How we chase away investors

investor

Overzealous application of anti-money laundering laws may inadvertently lead to diversion of transactions from more to less transparent channels.

Photo credit: Shutterstock

Famous US-based Nigerian serial technology entrepreneur Olubukunmi Olufemu Damuren was recently in Nairobi for the inauguration of President William Ruto. Mr Damuren and his compatriot, Mr Eghosare Nahikhare, are the ultimate beneficial owners of RemX Capital Ltd, OIT Africa Ltd, Multigate Ltd and Pumicells Ltd, the companies, which own cash remittance platforms serving a lucrative remittance corridor linking mainly diaspora Nigerians to their country from bank accounts based in Kenya.

The four firms, which had been under investigations by anti-money laundering agencies, were recently cleared by the High Court. A total of Sh52 billion that had been frozen in their bank accounts for more than six months was defrosted.

When I caught up with him at a hotel lobby in Nairobi last week, Mr Damuren was more than eager to ventilate on a range of issues. These include his harrowing experience of enduring six months at the hands of Kenya’s criminal and anti-money laundering agencies, the political context and backdrop against which the probe was being conducted, disruption of business for six months and reputation damage and risk which the four companies were exposed to, and whether the four payment and remittance businesses had a chance of recovering.

Credible banks

Mr Damuren summed up his tribulations thus: You have been doing business in a country uninterrupted for a whole two years. Your business does not involve cash because all payments are done electronically, where all transactions can be tracked and traced. You have entered into payment collection agreements with big and credible banks in Kenya to enable you to ride on their online collection gateways for collections.

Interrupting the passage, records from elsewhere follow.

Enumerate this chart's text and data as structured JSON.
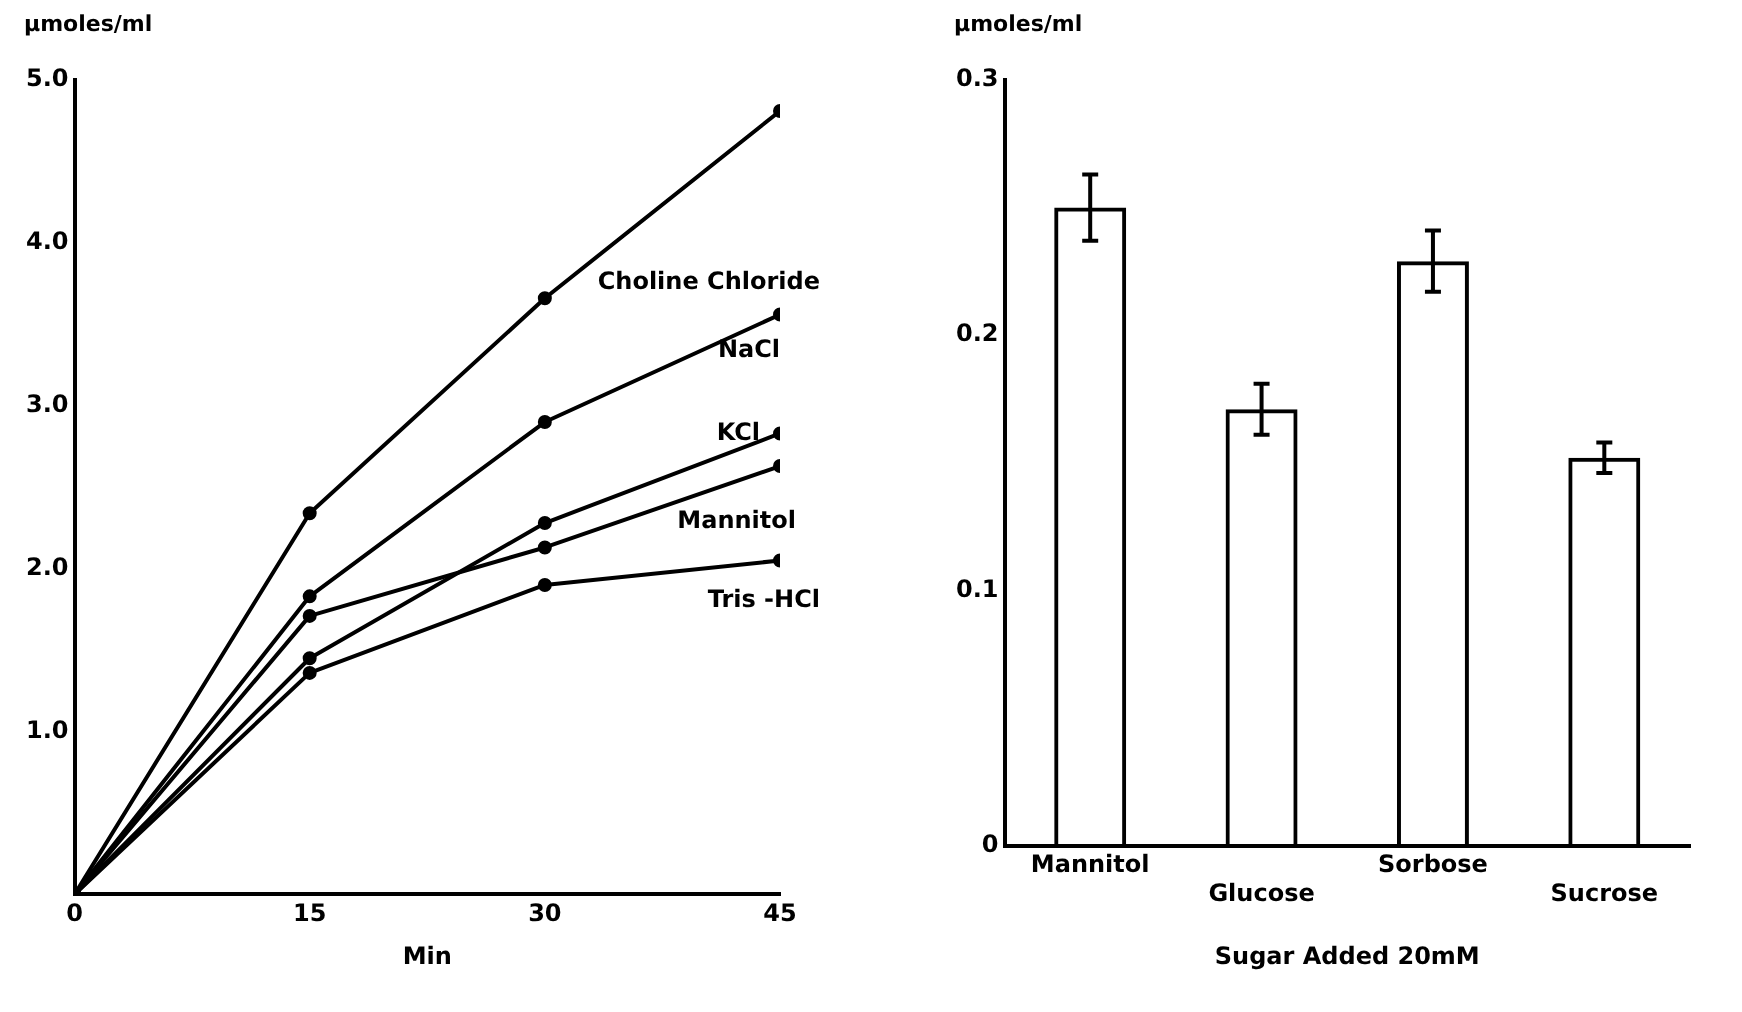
{
  "chart_data": [
    {
      "type": "line",
      "xlabel": "Min",
      "ylabel": "µmoles/ml",
      "x": [
        0,
        15,
        30,
        45
      ],
      "xlim": [
        0,
        45
      ],
      "xticks": [
        0,
        15,
        30,
        45
      ],
      "ylim": [
        0,
        5
      ],
      "yticks": [
        {
          "value": 1,
          "label": "1.0"
        },
        {
          "value": 2,
          "label": "2.0"
        },
        {
          "value": 3,
          "label": "3.0"
        },
        {
          "value": 4,
          "label": "4.0"
        },
        {
          "value": 5,
          "label": "5.0"
        }
      ],
      "grid": false,
      "legend": false,
      "marker": "circle",
      "line_style": "solid",
      "series": [
        {
          "name": "Choline Chloride",
          "color": "#000000",
          "values": [
            0,
            2.34,
            3.66,
            4.81
          ]
        },
        {
          "name": "NaCl",
          "color": "#000000",
          "values": [
            0,
            1.83,
            2.9,
            3.56
          ]
        },
        {
          "name": "KCl",
          "color": "#000000",
          "values": [
            0,
            1.45,
            2.28,
            2.83
          ]
        },
        {
          "name": "Mannitol",
          "color": "#000000",
          "values": [
            0,
            1.71,
            2.13,
            2.63
          ]
        },
        {
          "name": "Tris -HCl",
          "color": "#000000",
          "values": [
            0,
            1.36,
            1.9,
            2.05
          ]
        }
      ]
    },
    {
      "type": "bar",
      "xlabel": "Sugar Added 20mM",
      "ylabel": "µmoles/ml",
      "categories": [
        "Mannitol",
        "Glucose",
        "Sorbose",
        "Sucrose"
      ],
      "values": [
        0.25,
        0.171,
        0.229,
        0.152
      ],
      "errors": [
        0.013,
        0.01,
        0.012,
        0.006
      ],
      "color": "#000000",
      "ylim": [
        0,
        0.3
      ],
      "yticks": [
        0,
        0.1,
        0.2,
        0.3
      ],
      "grid": false,
      "legend": false
    }
  ]
}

All payments are through commercial banks that are regulated and regularly inspected by the Central Bank of Kenya, and which must report all suspicious transactions to the Financial Reporting Centre.

Then you wake up one morning and you are told all your accounts have been frozen and that your companies are under investigation for money laundering. You are also accused of funding Dr Ruto’s campaign.

The local press has declared open season on you, publishing the allegations without nuance and inflating your alleged sins to biblical proportions. At one stage, the local press is awash with reports that your companies are under investigation by Interpol. But when Interpol writes to dispute that, you don’t hear another word in the media, even after the Directorate of Criminal Investigations (DCI) also confirms, in writing, that Interpol was not involved.

Six months later, the witch-hunt abruptly stops with the High Court declaring that no witches have been found. The DCI writes a letter stating: “I would like to confirm that the allegations of money laundering and card fraud made against the above entities and persons could not be established.” It  is followed by another from the Asset Recovery Agency (ARA) that says: “The Assets Recovery Agency hereby withdraws wholly the forfeiture applications on the company’s bank accounts.”

“Am I supposed to be happy that the courts have vindicated me?” Mr Damuren asked, the sarcasm undisguised. Mr Damuren said he was forced to source very expensive credit lines to complete payments during the six months his business was frozen. “Being accused of money laundering in the international financial space is like being accused of terrorism in the criminal justice space,” he remarked.

As we parted, several questions were in my mind. Is this a case of lack of skills and capacity in investigating complex digital transactions or a matter of overzealous application of anti- money laundering laws? Or is it a case of unintended consequences of enforcement of anti-money laundering laws and regulations?

Preventing money laundering is an imperative for banks. Yet the flip side is the risk of de-banking money transfer operators and disrupting activity in major remittance flow corridors. This is a big policy question for Kenya because remittances have in recent years surpassed tea, coffee, tourism and horticulture as our biggest foreign exchange earners.

Overzealous application of anti-money laundering laws may inadvertently lead to diversion of transactions from more to less transparent channels. Wholesale profiling of major diaspora remittance flow corridors must be avoided. Many Nigerian entities in the remittance space have been complaining of authorities here profiling them. An authoritative source informed me the other day that President Muhammadu Buhari himself made calls to Nairobi to intervene on behalf of Nigerian firms.

Several years ago in the UK, we saw a number of government agencies teaming up to save the Somali corridor of diaspora flows from collapse. In the US, legislators passed the Money Remittances Improvement Act in a bid to reduce the regulatory burden on money remittance platforms. There are major policy implications here.